## User Input: Number of Clusters

In [None]:
# number of clusters for each component (fixed)
# Note: There are 19 unique component/s for this dataset. 
num_clusters = 5

In [None]:
# import packages
import pandas as pd
import numpy as np
import pickle
import matplotlib.pyplot as plt
from wordcloud import WordCloud
from sklearn.decomposition import PCA

# Load grouped data by component from saved pickle

In [None]:
with open("DummyPreproccessedForDoc2Vec.pickle", "rb") as pickle_file:
    grouped_data = pickle.load(pickle_file)

In [None]:
grouped_data

# Examine by Subgroup

In [None]:
# Select subgroup to perform Doc2Vec vectorization and k-means clustering
groups = ['ALPHA']
# groups = grouped_data.keys()

# Vectorization: Doc2Vec

In [None]:
# Doc to Vec
import gensim

def tagged_document(list_of_lists):
    for i, list_of_words in enumerate(list_of_lists):
        yield gensim.models.doc2vec.TaggedDocument(list_of_words, [i])

In [None]:
cluster_X = {}

for g in groups:
    corpus = list(tagged_document(grouped_data[g]['Requirement']))
    d2v = gensim.models.doc2vec.Doc2Vec(vector_size=200, dm=0, min_count=2, epochs=50, seed=5)
    d2v.random.seed(5)
    d2v.build_vocab(corpus)
    d2v.random.seed(5)
    d2v.train(corpus, total_examples=d2v.corpus_count, epochs=d2v.epochs)
    # fit language model
    X = []
    for row in grouped_data[g]['Requirement']:
        d2v.random.seed(5)
        X.append(d2v.infer_vector(row.split(' ')))

    X = np.array(X)
    cluster_X[g] = X
    print('Word embeddings shape: ', end=' ')
    print(X.shape)

# Principal Component Analysis

In [None]:
# for component_name in list(groups):
#     # up to 95% of total variance
#     pca = PCA(n_components=0.95, svd_solver='full')
#     prin_comp = pca.fit_transform(cluster_X[component_name])
#     cumsum_variance = np.cumsum(pca.explained_variance_)
    
#     print(f'Component Name = {component_name}:')
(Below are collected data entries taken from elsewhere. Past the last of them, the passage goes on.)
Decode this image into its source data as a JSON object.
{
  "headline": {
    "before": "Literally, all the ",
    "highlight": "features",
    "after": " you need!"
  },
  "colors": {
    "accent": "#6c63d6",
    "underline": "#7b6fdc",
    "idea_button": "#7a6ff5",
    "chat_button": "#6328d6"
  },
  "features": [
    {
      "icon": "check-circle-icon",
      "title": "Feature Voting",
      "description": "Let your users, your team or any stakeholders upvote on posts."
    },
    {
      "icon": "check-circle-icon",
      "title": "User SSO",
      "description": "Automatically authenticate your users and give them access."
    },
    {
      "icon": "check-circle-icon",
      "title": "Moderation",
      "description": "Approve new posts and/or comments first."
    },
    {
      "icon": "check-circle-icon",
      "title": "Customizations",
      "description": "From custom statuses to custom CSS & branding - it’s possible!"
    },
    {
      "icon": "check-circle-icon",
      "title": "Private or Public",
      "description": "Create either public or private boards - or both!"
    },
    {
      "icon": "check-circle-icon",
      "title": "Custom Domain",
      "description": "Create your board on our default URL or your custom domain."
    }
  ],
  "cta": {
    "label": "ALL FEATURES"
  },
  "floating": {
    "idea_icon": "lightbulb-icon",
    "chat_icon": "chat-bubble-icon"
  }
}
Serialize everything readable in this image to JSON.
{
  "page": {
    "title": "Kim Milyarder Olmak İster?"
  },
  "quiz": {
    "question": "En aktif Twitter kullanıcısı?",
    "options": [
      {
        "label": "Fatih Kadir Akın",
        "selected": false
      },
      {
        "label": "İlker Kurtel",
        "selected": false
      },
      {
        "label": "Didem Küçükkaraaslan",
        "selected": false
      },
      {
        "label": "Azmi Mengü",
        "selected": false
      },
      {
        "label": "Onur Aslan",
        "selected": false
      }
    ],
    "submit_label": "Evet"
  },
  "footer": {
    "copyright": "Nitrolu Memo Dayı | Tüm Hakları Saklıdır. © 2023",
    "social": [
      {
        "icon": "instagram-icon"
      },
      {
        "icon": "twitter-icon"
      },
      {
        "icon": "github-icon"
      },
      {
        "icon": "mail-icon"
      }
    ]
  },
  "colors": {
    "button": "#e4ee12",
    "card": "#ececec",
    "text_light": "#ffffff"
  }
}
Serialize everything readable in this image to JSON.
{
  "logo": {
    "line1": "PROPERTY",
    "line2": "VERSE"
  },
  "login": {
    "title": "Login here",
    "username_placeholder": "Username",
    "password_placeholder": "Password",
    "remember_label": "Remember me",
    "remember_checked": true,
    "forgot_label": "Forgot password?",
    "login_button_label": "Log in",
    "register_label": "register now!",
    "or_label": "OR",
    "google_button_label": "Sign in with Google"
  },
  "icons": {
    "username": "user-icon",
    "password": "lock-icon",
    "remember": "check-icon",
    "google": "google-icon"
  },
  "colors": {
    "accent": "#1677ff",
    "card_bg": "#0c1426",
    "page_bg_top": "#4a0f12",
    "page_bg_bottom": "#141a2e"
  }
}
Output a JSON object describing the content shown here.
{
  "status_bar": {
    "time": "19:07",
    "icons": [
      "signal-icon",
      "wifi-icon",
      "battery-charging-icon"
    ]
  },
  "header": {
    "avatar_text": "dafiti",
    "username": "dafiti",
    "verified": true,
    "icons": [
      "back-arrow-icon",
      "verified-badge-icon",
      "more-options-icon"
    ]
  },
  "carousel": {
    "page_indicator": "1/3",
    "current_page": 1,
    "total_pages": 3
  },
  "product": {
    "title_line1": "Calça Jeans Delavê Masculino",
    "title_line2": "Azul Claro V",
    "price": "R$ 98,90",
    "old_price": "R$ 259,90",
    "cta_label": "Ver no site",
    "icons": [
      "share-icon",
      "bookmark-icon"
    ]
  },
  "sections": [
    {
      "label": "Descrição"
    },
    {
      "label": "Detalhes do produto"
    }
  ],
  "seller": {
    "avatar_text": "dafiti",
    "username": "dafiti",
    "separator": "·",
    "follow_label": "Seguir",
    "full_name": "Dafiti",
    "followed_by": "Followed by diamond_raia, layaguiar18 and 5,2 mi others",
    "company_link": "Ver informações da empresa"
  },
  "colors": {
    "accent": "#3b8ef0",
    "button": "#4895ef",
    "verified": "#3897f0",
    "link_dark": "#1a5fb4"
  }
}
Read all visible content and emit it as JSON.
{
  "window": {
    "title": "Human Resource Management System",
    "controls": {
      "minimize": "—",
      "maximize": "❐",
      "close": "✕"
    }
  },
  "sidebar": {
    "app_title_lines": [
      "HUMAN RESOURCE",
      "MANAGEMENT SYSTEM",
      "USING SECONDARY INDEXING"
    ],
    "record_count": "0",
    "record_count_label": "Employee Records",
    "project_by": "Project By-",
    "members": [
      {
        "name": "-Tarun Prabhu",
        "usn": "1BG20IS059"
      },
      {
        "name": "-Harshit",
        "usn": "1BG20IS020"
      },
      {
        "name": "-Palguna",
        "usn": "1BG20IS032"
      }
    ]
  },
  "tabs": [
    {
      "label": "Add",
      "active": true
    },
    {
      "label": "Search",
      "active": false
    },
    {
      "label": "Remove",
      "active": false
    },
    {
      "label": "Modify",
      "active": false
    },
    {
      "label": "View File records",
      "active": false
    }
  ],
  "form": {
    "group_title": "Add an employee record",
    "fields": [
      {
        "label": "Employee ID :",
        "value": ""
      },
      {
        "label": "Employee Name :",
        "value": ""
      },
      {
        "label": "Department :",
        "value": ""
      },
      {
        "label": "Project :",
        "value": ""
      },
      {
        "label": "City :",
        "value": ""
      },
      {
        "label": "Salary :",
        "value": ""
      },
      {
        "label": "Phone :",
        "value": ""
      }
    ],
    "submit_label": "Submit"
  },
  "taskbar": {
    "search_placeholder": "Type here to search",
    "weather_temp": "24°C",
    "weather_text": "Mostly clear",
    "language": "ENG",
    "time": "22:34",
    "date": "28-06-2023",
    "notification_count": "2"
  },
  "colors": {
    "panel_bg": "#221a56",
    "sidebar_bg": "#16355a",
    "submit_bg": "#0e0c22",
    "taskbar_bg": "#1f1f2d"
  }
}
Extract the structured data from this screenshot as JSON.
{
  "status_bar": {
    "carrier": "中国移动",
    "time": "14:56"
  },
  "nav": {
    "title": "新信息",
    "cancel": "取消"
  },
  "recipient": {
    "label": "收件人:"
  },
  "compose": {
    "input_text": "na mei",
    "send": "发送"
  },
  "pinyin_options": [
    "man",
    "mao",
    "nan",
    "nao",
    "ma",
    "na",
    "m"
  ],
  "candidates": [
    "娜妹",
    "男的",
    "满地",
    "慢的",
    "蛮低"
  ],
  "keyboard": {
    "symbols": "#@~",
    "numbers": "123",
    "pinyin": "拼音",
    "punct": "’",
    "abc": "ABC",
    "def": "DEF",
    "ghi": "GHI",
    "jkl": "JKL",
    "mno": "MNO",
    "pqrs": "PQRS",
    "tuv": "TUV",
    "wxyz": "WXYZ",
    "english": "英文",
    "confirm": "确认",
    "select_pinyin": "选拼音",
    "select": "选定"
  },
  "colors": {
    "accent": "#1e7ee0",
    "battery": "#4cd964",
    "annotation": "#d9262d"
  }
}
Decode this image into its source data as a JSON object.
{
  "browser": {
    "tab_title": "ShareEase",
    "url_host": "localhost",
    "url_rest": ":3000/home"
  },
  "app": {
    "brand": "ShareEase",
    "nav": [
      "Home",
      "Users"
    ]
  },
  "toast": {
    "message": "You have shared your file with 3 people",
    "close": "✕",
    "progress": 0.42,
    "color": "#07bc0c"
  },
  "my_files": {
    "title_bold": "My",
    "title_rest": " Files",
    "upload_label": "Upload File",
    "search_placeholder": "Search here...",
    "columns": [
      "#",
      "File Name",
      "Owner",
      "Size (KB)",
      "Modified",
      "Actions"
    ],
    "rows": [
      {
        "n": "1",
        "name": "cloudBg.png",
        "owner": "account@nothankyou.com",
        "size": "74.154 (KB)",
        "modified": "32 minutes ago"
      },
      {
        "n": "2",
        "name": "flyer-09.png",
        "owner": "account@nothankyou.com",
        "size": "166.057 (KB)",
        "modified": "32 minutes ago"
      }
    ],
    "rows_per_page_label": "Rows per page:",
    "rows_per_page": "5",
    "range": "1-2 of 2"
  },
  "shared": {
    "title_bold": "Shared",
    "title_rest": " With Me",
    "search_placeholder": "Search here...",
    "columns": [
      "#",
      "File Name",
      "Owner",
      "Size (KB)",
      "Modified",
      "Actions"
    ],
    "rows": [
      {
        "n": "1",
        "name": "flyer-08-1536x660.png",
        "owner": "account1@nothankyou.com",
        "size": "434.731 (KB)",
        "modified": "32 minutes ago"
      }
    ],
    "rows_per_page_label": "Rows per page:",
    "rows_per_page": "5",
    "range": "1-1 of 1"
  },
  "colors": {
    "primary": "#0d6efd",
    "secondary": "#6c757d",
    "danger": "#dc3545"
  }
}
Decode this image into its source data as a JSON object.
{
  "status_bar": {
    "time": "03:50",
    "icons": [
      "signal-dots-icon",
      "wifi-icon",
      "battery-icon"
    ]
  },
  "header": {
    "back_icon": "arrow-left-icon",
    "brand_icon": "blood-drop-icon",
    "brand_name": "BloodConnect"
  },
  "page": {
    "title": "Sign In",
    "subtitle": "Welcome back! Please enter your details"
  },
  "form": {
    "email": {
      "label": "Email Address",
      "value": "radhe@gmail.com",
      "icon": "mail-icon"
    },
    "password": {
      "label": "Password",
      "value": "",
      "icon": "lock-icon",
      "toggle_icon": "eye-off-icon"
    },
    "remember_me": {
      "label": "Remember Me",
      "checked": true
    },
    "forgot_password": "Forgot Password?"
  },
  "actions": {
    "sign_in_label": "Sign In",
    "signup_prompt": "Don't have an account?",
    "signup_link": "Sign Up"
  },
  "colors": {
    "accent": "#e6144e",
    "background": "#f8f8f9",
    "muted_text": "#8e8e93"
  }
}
#     print(f'# of eigenvalues (principal components) needed to reach '
#           f'{100*pca.n_components}% of explained variance: {pca.n_components_}')

#     print(f'Cumulative explained variance per principal component: '
#           f'{cumsum_variance[:4]} ... {cumsum_variance[-4:]} \n')

# K-means on one Subgroup

In [None]:
# Cluster
from sklearn.cluster import KMeans

for g in groups:
    
    #FIXME: Each subgroup will have a different optimal K clusters... 
    # num_clusters = 6  
    if len(grouped_data[g]) < num_clusters:
        num_clusters = 1
        
    
    model = KMeans(n_clusters=num_clusters, init='k-means++', random_state=5).fit(cluster_X[g])
    sizes = np.array(np.unique(model.labels_, return_counts=True))[1]
    print('Cluster sizes: ', end=' ')
    print(sizes)

    grouped_data[g]['Predicted_Cluster_#'] = model.labels_
    print(grouped_data[g][0:len(model.labels_):500])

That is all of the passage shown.